Many patients go home from a hospitalization requiring oxygen, but perhaps do not need it continued once they recover and are back in their home routine.  Therefore, it is critical to return for a physicians visit on or before 90 days of discharge from the hospital.  Any physician can test whether oxygen is still required. 

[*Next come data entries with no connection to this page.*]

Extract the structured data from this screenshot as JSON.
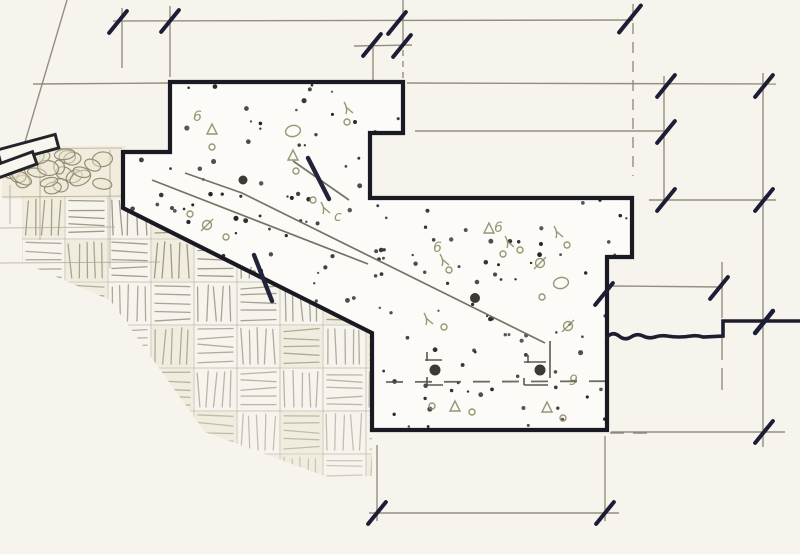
{
  "canvas": {
    "w": 800,
    "h": 554,
    "paper": "#f6f4ed"
  },
  "palette": {
    "heavy": "#1a1a22",
    "tick": "#1d1d36",
    "thin": "#8a8472",
    "pencil": "#aca58e",
    "olive": "#8f8a66",
    "stipple": "#23232a",
    "pebble": "#8c8670",
    "pebbleFill": "#ece5cf",
    "joint": "#6f6a5c",
    "rebar": "#3c3a32",
    "cellFill": "#ece5cd",
    "hatch": "#9b9480",
    "border": "#b3ac96"
  },
  "concrete": {
    "path": "M170,82 H403 V133 H370 V198 H632 V257 H607 V430 H372 V333 L123,208 V152 H170 Z",
    "fill": "#fcfbf7",
    "stroke_width": 4.2
  },
  "break_line": {
    "path": "M607,337 q6,-6 12,-1 t12,1 t12,-1 t12,1 t12,-1 t12,1 t12,-1 t12,1 L723,336 L723,321 L800,321",
    "width": 3.6
  },
  "joint_lines": [
    {
      "path": "M185,173 L242,193 L545,343"
    },
    {
      "path": "M152,180 L368,264"
    },
    {
      "path": "M293,161 L349,200"
    }
  ],
  "thin_lines": [
    {
      "x1": 113,
      "y1": 21,
      "x2": 633,
      "y2": 20
    },
    {
      "x1": 354,
      "y1": 46,
      "x2": 412,
      "y2": 45
    },
    {
      "x1": 33,
      "y1": 84,
      "x2": 169,
      "y2": 83
    },
    {
      "x1": 407,
      "y1": 83,
      "x2": 776,
      "y2": 84
    },
    {
      "x1": 415,
      "y1": 131,
      "x2": 665,
      "y2": 131
    },
    {
      "x1": 649,
      "y1": 200,
      "x2": 776,
      "y2": 200
    },
    {
      "x1": 609,
      "y1": 286,
      "x2": 723,
      "y2": 287
    },
    {
      "x1": 611,
      "y1": 432,
      "x2": 785,
      "y2": 432
    },
    {
      "x1": 369,
      "y1": 513,
      "x2": 619,
      "y2": 513
    },
    {
      "x1": 122,
      "y1": 8,
      "x2": 122,
      "y2": 68
    },
    {
      "x1": 170,
      "y1": 6,
      "x2": 170,
      "y2": 77
    },
    {
      "x1": 373,
      "y1": 45,
      "x2": 373,
      "y2": 80
    },
    {
      "x1": 403,
      "y1": 0,
      "x2": 403,
      "y2": 45
    },
    {
      "x1": 403,
      "y1": 50,
      "x2": 403,
      "y2": 79,
      "dash": "6,5"
    },
    {
      "x1": 633,
      "y1": 4,
      "x2": 633,
      "y2": 176,
      "dash": "11,8"
    },
    {
      "x1": 664,
      "y1": 76,
      "x2": 664,
      "y2": 201
    },
    {
      "x1": 763,
      "y1": 73,
      "x2": 763,
      "y2": 447
    },
    {
      "x1": 722,
      "y1": 262,
      "x2": 722,
      "y2": 318
    },
    {
      "x1": 722,
      "y1": 338,
      "x2": 722,
      "y2": 398,
      "dash": "22,8"
    },
    {
      "x1": 377,
      "y1": 445,
      "x2": 377,
      "y2": 521
    },
    {
      "x1": 605,
      "y1": 436,
      "x2": 605,
      "y2": 521
    },
    {
      "x1": 67,
      "y1": 0,
      "x2": 25,
      "y2": 142
    },
    {
      "x1": 610,
      "y1": 433,
      "x2": 655,
      "y2": 433,
      "dash": "14,9"
    }
  ],
  "pencil_lines": [
    {
      "x1": 0,
      "y1": 149,
      "x2": 122,
      "y2": 148
    },
    {
      "x1": 2,
      "y1": 197,
      "x2": 126,
      "y2": 196
    },
    {
      "x1": 0,
      "y1": 228,
      "x2": 115,
      "y2": 227
    },
    {
      "x1": 0,
      "y1": 263,
      "x2": 160,
      "y2": 262
    },
    {
      "x1": 40,
      "y1": 155,
      "x2": 40,
      "y2": 240
    },
    {
      "x1": 110,
      "y1": 150,
      "x2": 110,
      "y2": 268
    },
    {
      "x1": 10,
      "y1": 185,
      "x2": 10,
      "y2": 224
    }
  ],
  "ticks": [
    {
      "x": 118,
      "y": 22
    },
    {
      "x": 170,
      "y": 21
    },
    {
      "x": 397,
      "y": 23
    },
    {
      "x": 630,
      "y": 19,
      "len": 32
    },
    {
      "x": 372,
      "y": 45
    },
    {
      "x": 402,
      "y": 46
    },
    {
      "x": 666,
      "y": 86
    },
    {
      "x": 764,
      "y": 86
    },
    {
      "x": 666,
      "y": 132
    },
    {
      "x": 666,
      "y": 200
    },
    {
      "x": 764,
      "y": 200
    },
    {
      "x": 604,
      "y": 294
    },
    {
      "x": 719,
      "y": 288
    },
    {
      "x": 764,
      "y": 322,
      "w": 4.6
    },
    {
      "x": 764,
      "y": 432
    },
    {
      "x": 377,
      "y": 513
    },
    {
      "x": 605,
      "y": 513
    }
  ],
  "dowels": [
    {
      "x1": 308,
      "y1": 158,
      "x2": 329,
      "y2": 199
    },
    {
      "x1": 254,
      "y1": 255,
      "x2": 272,
      "y2": 301
    }
  ],
  "planks": [
    {
      "cx": 28,
      "cy": 149,
      "w": 60,
      "h": 14,
      "rot": -15
    },
    {
      "cx": 15,
      "cy": 165,
      "w": 42,
      "h": 13,
      "rot": -20
    }
  ],
  "pebble_zone": {
    "x": 2,
    "y": 146,
    "w": 124,
    "h": 53,
    "count": 26,
    "seed": 11
  },
  "stipple": {
    "count": 150,
    "seed": 5
  },
  "hatch": {
    "origin": [
      22,
      196
    ],
    "cell": 43,
    "cols": 9,
    "rows": 7,
    "seed": 9,
    "clip": "M22,196 L123,196 L123,206 L372,332 L372,476 L330,478 L205,432 L110,300 L22,262 Z"
  },
  "aggregates": [
    {
      "x": 197,
      "y": 116,
      "k": "6"
    },
    {
      "x": 212,
      "y": 130,
      "k": "T"
    },
    {
      "x": 212,
      "y": 147,
      "k": "o"
    },
    {
      "x": 293,
      "y": 131,
      "k": "O"
    },
    {
      "x": 348,
      "y": 108,
      "k": "L"
    },
    {
      "x": 347,
      "y": 122,
      "k": "o"
    },
    {
      "x": 293,
      "y": 156,
      "k": "T"
    },
    {
      "x": 296,
      "y": 171,
      "k": "o"
    },
    {
      "x": 190,
      "y": 214,
      "k": "o"
    },
    {
      "x": 207,
      "y": 225,
      "k": "P"
    },
    {
      "x": 226,
      "y": 237,
      "k": "o"
    },
    {
      "x": 313,
      "y": 200,
      "k": "o"
    },
    {
      "x": 325,
      "y": 208,
      "k": "L"
    },
    {
      "x": 338,
      "y": 216,
      "k": "c"
    },
    {
      "x": 252,
      "y": 273,
      "k": "b"
    },
    {
      "x": 268,
      "y": 289,
      "k": "o"
    },
    {
      "x": 283,
      "y": 298,
      "k": "P"
    },
    {
      "x": 301,
      "y": 309,
      "k": "o"
    },
    {
      "x": 437,
      "y": 247,
      "k": "6"
    },
    {
      "x": 444,
      "y": 260,
      "k": "L"
    },
    {
      "x": 449,
      "y": 270,
      "k": "o"
    },
    {
      "x": 498,
      "y": 227,
      "k": "6"
    },
    {
      "x": 509,
      "y": 242,
      "k": "L"
    },
    {
      "x": 503,
      "y": 254,
      "k": "o"
    },
    {
      "x": 489,
      "y": 229,
      "k": "T"
    },
    {
      "x": 520,
      "y": 250,
      "k": "o"
    },
    {
      "x": 558,
      "y": 232,
      "k": "L"
    },
    {
      "x": 567,
      "y": 245,
      "k": "o"
    },
    {
      "x": 540,
      "y": 263,
      "k": "P"
    },
    {
      "x": 561,
      "y": 283,
      "k": "O"
    },
    {
      "x": 542,
      "y": 297,
      "k": "o"
    },
    {
      "x": 428,
      "y": 319,
      "k": "L"
    },
    {
      "x": 444,
      "y": 327,
      "k": "o"
    },
    {
      "x": 568,
      "y": 326,
      "k": "P"
    },
    {
      "x": 573,
      "y": 380,
      "k": "9"
    },
    {
      "x": 432,
      "y": 406,
      "k": "o"
    },
    {
      "x": 455,
      "y": 407,
      "k": "T"
    },
    {
      "x": 472,
      "y": 412,
      "k": "o"
    },
    {
      "x": 547,
      "y": 408,
      "k": "T"
    },
    {
      "x": 563,
      "y": 418,
      "k": "o"
    }
  ],
  "rebar_dots": [
    {
      "x": 243,
      "y": 180,
      "r": 4.5
    },
    {
      "x": 475,
      "y": 298,
      "r": 5
    },
    {
      "x": 435,
      "y": 370,
      "r": 5.5
    },
    {
      "x": 540,
      "y": 370,
      "r": 5.5
    }
  ],
  "rebar_brackets": [
    {
      "path": "M425,360 H442 M427,352 V361 M427,377 V385 M427,385 H443"
    },
    {
      "path": "M524,362 H546 M528,355 V363 M524,378 V385 M524,385 H548 M550,341 V378"
    }
  ],
  "rebar_dash": {
    "x1": 386,
    "y1": 382,
    "x2": 660,
    "y2": 381,
    "dash": "17,12"
  }
}
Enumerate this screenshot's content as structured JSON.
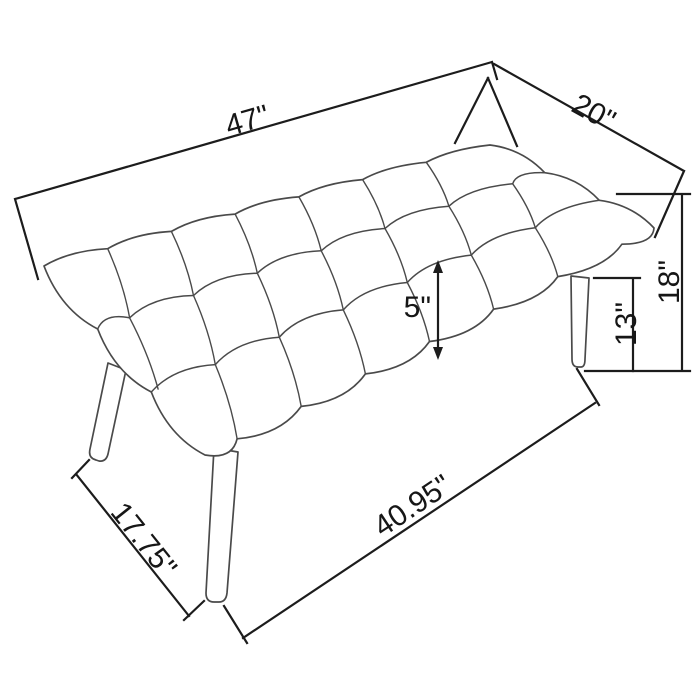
{
  "diagram": {
    "background": "#ffffff",
    "colors": {
      "dimension_line": "#1c1c1c",
      "sketch_line": "#4a4a4a"
    },
    "labels": {
      "top_length": "47\"",
      "depth": "20\"",
      "cushion_thickness": "5\"",
      "leg_height": "13\"",
      "overall_height": "18\"",
      "front_leg_spread": "17.75\"",
      "base_length": "40.95\""
    }
  }
}
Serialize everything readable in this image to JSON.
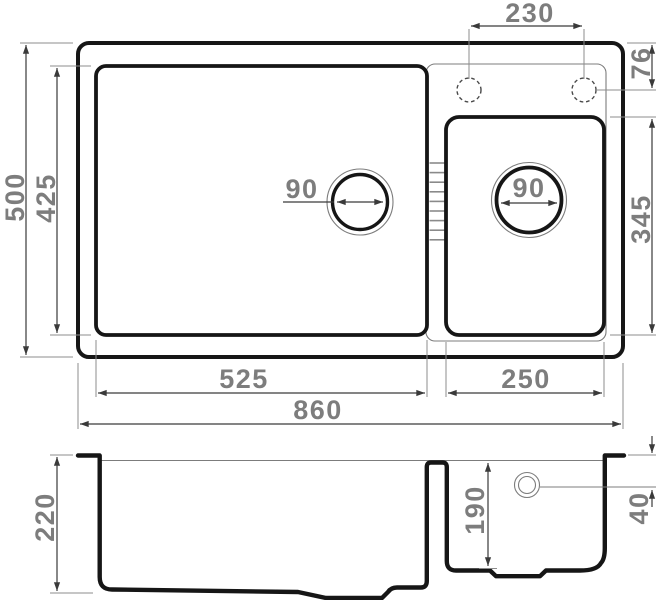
{
  "meta": {
    "type": "technical-drawing",
    "subject": "double-bowl kitchen sink dimensions",
    "units": "mm",
    "views": [
      "top view",
      "section view"
    ]
  },
  "colors": {
    "outline": "#161616",
    "dim_line": "#3a3a3a",
    "ext_line": "#8c8c8c",
    "thin_line": "#7c7c7c",
    "rib": "#8a8a8a",
    "dim_text": "#7d7d7d"
  },
  "top_view": {
    "overall": {
      "width": "860",
      "depth": "500"
    },
    "left_bowl": {
      "width": "525",
      "depth": "425",
      "drain_diameter": "90"
    },
    "right_bowl": {
      "width": "250",
      "depth": "345",
      "drain_diameter": "90"
    },
    "faucet_holes": {
      "spacing": "230",
      "offset_from_edge": "76"
    }
  },
  "section_view": {
    "left_bowl_depth": "220",
    "right_bowl_depth": "190",
    "drain_offset_from_rim": "40"
  }
}
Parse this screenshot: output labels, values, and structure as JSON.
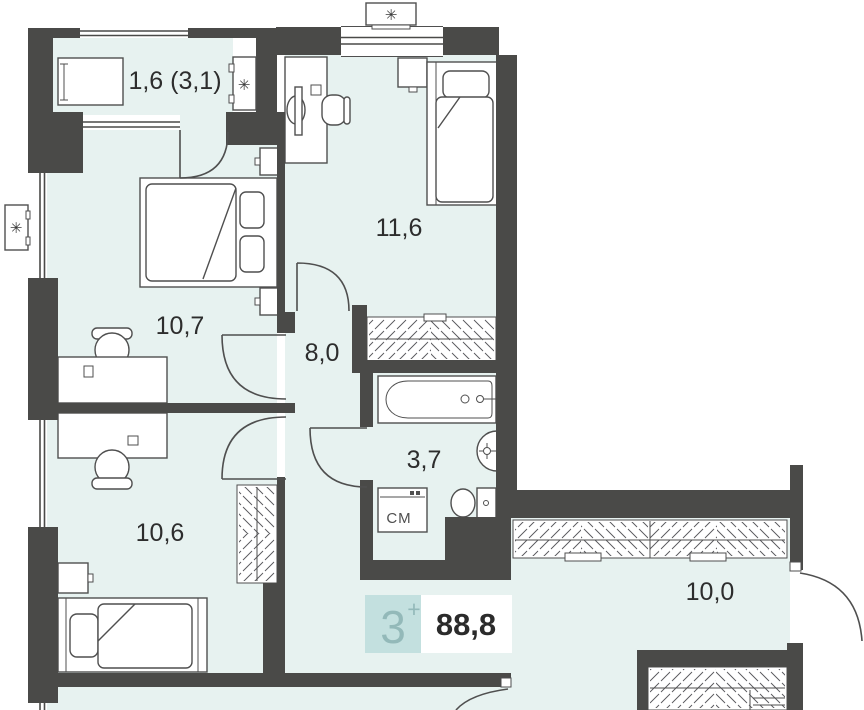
{
  "plan": {
    "badge": {
      "rooms": "3",
      "plus": "+",
      "total_area": "88,8"
    },
    "rooms": [
      {
        "id": "balcony",
        "label": "1,6 (3,1)"
      },
      {
        "id": "bedroom-top",
        "label": "11,6"
      },
      {
        "id": "bedroom-left",
        "label": "10,7"
      },
      {
        "id": "hallway",
        "label": "8,0"
      },
      {
        "id": "bathroom",
        "label": "3,7"
      },
      {
        "id": "bedroom-bottom",
        "label": "10,6"
      },
      {
        "id": "entry-hall",
        "label": "10,0"
      }
    ],
    "washer_label": "СМ",
    "ac_symbol": "✳",
    "colors": {
      "wall": "#4a4a48",
      "room_fill": "#e7f2f0",
      "outline": "#4f4f4f",
      "badge_bg": "#c3e0df",
      "badge_fg": "#93b9b9",
      "area_fg": "#2b2b2b"
    }
  }
}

To reiterate- long-term oxygen therapy HAS been shown to prolong life in patients who need it.  However, it has NOT been shown to have benefits in patients who do not meet the criterion listed above, and has risks and costs associated with it.

The bottom line:

If you are on home oxygen for COPD, make sure your physician reassesses whether you do in fact need it, recognizing that the needs of patients with COPD may change frequently over time.

Sources

Nonoyama ML, Brooks D, Guyatt GH, Goldstein RS. Effect of oxygen on health quality of life in patients with chronic obstructive pulmonary disease with transient exertional hypoxemia. Am J Respir Crit Care Med 2007;176:343-9.

Continuous or nocturnal oxygen therapy in hypoxemic chronic obstructive lung disease: a clinical trial. Nocturnal Oxygen Therapy Trial Group. Ann Intern Med 1980;93:391-8.

Macnee W. Prescription of oxygen: still problems after all these years. Am J Respir Crit Care Med 2005;172:517-8.